Well, other like doing it for fresh air and the satisfaction of a job well done. Some people hate paying for something they can do themselves. Of all the stuff to give this guy shit for, mowing his yard isn’t one.
I think it’s very silly to speculate this had anything to do with Rand Paul’s politics. I used to work in a business were I heard a lot of nasty disputes between neighbours. With the information I have (that is none except what I know about Rand Paul) my top guess a the reason would be the placement of a fence, and my second guess would be that the attackers wife and Paul have been spending too much time together.
Rand Paul and his neighbour are both human beings first. And human beings beat each other up over some really stupid shit.
I don’t like the implication of what you are saying. It only make sense is the absolute highest ideal we could strive for is to not be violent. I’d ask, “Not be violent in service of what?” I think of violence is bad because violence hurts people, not that it is uniquely bad or worthy of a special status. There are plenty of ways to cause misery and death without violence. People have done non-violent things far worse than a punch in the face.
I also think if we really discussed this it would quickly turn into a discussion about what counts as violence. Tackling someone is violent, tackling someone so they don’t wander into a dangerous situation might be justified - so we would have to start muddying the waters about what violence is; making exceptions for keeping children out of trouble; defining drinking something poisonous as “violent” so that we could justify using force to stop it.
No high minded ideals are needed to say that suckering punching your neighbour and sending them to the hospital is a bad thing to do. We all know it. People who are glad it happened to Rand Paul because they hate him know it.
My favourite job I’ve ever had was mopping the floors during my overnight shift at a store. When you start the floors are dirty, when you finish they are clean. I’ve had very few other jobs where I can feel like I’ve actually accomplished something. (Please interpret this as a deep dig at Rand Paul)
It’s probably therapy considering he gets nothing done in Congress.
I’m sure that there are several attempts out there to classify actions in terms of what hurt/damage they can inflict, and rank them, but oh my I am not going to even try.
However inflexibly I might have stated it, though, an injunction against unnecessary violence seems fairly solid from my own ethical once-around. It’s nothing to do with it being an admission to having lost an argument, or anything like that, but merely an attempt to stop us all descending into the kind of place the world would be if more of us decided arbitrary acts of violence were acceptable.
Pet Peeve Projection Possibly Parenthetical
He called the cops? So he’s ok with utilizing the coercive power of the state when it benefits him?
He should have pulled himself up by his bootstraps ( broken ribs and all) and fixed the problem himself.
Bonus irony points if he got beat with a hardcover copy of “atlas shrugged” #hypocrite
No, he’s a senator. Remember that they work for him, in a proper contractual fashion, so he’s not in violation of his Libertarian ideals–he’s perfectly within his rights to have his privately contracted police force show up and arrest an attacker in the face of violence. /s
We don’t know this is political, do we?. This could be some neighbor dispute and/or hoa shit. Not even kidding. Suburbs are brutal.
I know, right? (Tries to look cool and to blend with the in crowd)
I think this is (sadly) the new definition of “The American Dream”-- beating the crap out of a politician. Probably true for lot’s of people on both sides.
That’s actually pretty plausible. The guy’s an anesthesiologist, and the few references I could find to these two was that there was “an ongoing feud” per neighbor reports.
I’ve worked hospital night shifts for many years (not anymore, thank goodness; that stuff exhausts you), but loud daytime noises really screw you up when you’re trying to sleep, and it can shorten your temper to microns-thin if someone is being a jerk about it.
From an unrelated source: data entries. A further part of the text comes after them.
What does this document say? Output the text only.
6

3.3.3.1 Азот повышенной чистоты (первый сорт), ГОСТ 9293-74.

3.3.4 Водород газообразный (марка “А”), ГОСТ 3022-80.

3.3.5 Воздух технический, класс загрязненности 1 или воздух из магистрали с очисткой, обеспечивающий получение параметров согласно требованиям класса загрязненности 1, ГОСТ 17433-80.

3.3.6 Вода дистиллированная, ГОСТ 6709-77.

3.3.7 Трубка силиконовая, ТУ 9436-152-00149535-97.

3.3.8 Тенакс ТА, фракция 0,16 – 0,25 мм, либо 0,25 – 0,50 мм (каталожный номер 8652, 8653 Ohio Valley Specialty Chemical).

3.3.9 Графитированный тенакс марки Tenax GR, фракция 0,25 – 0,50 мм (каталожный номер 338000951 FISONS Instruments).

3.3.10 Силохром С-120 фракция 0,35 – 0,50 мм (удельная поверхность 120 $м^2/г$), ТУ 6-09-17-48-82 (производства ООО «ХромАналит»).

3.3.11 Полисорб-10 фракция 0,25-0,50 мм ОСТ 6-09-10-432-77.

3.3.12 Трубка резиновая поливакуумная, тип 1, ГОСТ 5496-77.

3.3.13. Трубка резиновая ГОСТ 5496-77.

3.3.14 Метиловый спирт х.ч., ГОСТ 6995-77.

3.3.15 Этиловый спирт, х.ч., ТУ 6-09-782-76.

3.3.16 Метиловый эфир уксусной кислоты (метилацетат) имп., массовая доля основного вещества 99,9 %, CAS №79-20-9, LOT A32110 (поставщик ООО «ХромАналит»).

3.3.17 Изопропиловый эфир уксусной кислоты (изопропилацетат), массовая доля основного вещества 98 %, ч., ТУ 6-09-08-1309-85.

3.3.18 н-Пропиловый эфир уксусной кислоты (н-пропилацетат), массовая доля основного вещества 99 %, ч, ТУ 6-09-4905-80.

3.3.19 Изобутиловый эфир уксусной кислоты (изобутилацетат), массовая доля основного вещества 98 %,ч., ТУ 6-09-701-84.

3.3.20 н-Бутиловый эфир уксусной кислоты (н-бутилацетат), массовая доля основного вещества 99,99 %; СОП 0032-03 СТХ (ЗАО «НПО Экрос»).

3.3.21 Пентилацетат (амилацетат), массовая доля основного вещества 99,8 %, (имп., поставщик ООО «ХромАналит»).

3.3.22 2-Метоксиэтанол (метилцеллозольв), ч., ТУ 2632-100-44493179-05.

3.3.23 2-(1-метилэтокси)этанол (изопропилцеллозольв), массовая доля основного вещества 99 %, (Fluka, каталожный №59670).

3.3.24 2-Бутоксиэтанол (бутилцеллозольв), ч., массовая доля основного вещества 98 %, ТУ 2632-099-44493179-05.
I personally remember having some very elaborate and bloody revenge fantasies about the neighborhood lawn maintenance guys at that time, because hours of noisy lawn work can totally destroy any semblance of rest for the rest of your sleep period.
I’m not saying I know for sure, but Paul really does seem like the kind of prick that’d adjust his mowing schedule to exactly when you asked him not to, just because “You can’t tell me what to do, waaah!” sounds exactly like what his rich-kid faux-Libertarianism would play out as IRL.
Everybody can be an asshole. I am curious what drove this guy to act in this way when the known costs for him would be so high.
It would seem that the Invisible Hand of the Free Market was balled into a fist.
That doesn’t surprise me. He’s way too cheap to pay someone to mow his lawn. He didn’t get rich by giving money to other people.
To Rene Boucher: Violence is not the answer.
To Rand Paul: You shouldn’t repeat that stuff you say at work around human beings.
It’s obvious from this picture that the whole thing is just about Paul not watering his lawn.
Perhaps the hedge trimmer wanted to be free of government interference.
I’m sorry, I’m not treating this subject with the seriousness it deserves. Perhaps because I suspect that when someone is very publicly a sociopath, it’s just possible he’s a private sociopath too. Let’s await the trial.
But apparently only a fourth-degree one? If breaking ribs is only fourth-degree, what do you have to do to get charged with first-degree assault?